J’ai besoin d’exécuter des sessions Telnet 5250 d’un iSeries vers un autre, sur Internet. Mais SSH d’IBM ne reconnaît pas le protocole 5250. J’aimerais bien utiliser SSL Telnet mais il semble que l’iSeries ne puisse assumer que le rôle serveur, pas celui d’un client.
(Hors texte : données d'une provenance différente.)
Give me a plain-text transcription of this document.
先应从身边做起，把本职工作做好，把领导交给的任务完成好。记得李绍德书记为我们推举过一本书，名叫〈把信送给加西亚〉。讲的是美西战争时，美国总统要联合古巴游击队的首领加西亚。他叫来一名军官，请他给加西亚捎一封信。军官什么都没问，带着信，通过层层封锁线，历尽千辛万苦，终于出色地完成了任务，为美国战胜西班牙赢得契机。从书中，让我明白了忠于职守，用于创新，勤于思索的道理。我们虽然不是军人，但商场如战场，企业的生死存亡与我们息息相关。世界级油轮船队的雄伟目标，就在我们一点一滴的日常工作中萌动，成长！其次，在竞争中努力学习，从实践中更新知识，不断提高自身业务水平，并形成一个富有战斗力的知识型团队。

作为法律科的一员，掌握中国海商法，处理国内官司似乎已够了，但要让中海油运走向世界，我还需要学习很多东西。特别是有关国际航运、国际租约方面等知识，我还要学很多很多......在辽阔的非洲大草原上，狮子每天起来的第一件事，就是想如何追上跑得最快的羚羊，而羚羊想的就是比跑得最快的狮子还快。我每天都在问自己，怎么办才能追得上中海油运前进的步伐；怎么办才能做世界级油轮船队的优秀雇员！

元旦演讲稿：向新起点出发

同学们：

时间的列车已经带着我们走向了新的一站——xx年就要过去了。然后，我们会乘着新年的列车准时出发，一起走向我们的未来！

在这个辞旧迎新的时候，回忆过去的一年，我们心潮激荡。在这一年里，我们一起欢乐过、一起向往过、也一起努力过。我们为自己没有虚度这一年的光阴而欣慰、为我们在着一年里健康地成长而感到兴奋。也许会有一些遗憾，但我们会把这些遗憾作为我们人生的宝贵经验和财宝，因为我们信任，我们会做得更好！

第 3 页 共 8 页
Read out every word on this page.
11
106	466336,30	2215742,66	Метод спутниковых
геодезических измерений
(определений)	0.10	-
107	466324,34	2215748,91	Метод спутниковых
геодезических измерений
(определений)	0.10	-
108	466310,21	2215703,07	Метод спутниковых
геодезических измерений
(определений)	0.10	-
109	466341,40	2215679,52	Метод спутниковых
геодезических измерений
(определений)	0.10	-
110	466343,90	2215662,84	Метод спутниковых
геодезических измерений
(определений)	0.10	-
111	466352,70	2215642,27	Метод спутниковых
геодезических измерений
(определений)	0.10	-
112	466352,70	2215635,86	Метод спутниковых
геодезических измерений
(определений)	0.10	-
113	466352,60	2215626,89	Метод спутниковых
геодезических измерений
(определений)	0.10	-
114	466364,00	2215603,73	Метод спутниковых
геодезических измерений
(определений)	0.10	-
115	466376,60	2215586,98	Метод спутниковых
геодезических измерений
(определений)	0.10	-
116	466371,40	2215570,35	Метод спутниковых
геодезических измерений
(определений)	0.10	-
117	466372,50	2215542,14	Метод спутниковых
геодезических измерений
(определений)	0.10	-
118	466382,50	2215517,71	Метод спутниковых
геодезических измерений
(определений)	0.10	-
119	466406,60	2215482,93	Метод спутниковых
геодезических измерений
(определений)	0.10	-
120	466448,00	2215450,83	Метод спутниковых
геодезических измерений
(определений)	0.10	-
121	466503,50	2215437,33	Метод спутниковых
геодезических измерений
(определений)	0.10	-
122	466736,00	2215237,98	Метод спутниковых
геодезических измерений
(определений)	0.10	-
Est-il possible de faire cela sans recourir à des hôtes externes ?

Oui, il y a un moyen et il utilise SSH, bien que SSH ne prenne pas en charge directement le protocole TN5250. Vous pouvez établir une connexion 5250 de système à système, parfaitement sûre, sur Internet, en utilisant une fonction SSH appelée port forwarding.

Port forwarding (retransmission de port vous permet de vous connecter à un port TCP local avec votre client Telnet 5250 iSeries (via la commande TELNET), puis envoyer cette connexion par l’intermédiaire d’un tunnel crypté vers l’iSeries distant, où la machine distante voit votre connexion comme venant de la machine distante, et pas de celle sur laquelle vous vous trouvez réellement. Cela peut sembler compliqué à première vue, mais c’est simple en pratique.

La fonction OpenSSH provenant de Portable Utilities for i5/OS d’IBM doit être installée sur les deux machines. Assurez-vous ensuite que le serveur Telnet est actif sur la machine distante et démarrez également le serveur SSHD. Une seule commande sur votre machine locale suffit pour établir un tunnel crypté entre les systèmes :

call pgm(QP2TERM)
parm(‘/QOpenSys/usr/bin/ssh’)
‘-L 8888:127.0.0.1:23’
‘-N’ ‘remotehost’)

Cela crée le tunnel en utilisant le numéro de port TCP local 8888. Rappelons que l’adresse spéciale 127.0.0.1 fait référence à votre ordinateur local. Vous pouvez aussi utiliser le nom symbolique localhost. L’option -N oblige SSH à fonctionner en mode batch plutôt qu’en mode interactif. Vous pouvez à présent vous connecter à l’hôte distant en appliquant telnet sur le port 8888 sur votre système local :

telnet
rmtsys(*intnetadr)
intnetadr(127.0.0.1)
PORT(8888)

Vous pourriez facilement créer un objet CMD pour invoquer cette commande automatiquement. L’un des aspects intéressants de ce genre de connexion est que plusieurs utilisateurs peuvent se connecter sur un seul tunnel SSH. Le tunnel reste actif pendant aussi longtemps que le job batch qui l’exécute reste lui-même actif. Vous pouvez supprimer le tunnel en annulant le job batch ou en mettant fin à la session à partir du côté serveur.

Une connexion tunnel SSL pour 5250 présente un autre avantage : vous n’avez plus besoin d’exposer le service terminal 5250 sur le serveur directement vers Internet. Le pare-feu côté serveur doit simplement autoriser le port 22 SSH et, comme ce port n’est authentifié que par le cryptage, il est beaucoup plus sûr qu’un port Telnet ouvert. Vous avez encore besoin d’un mot de passe puissant, mais vous pourriez aussi ajouter une liste de contrôle d’accès sur le serveur pour n’admettre l’adresse IP que du système hébergeant vos utilisateurs.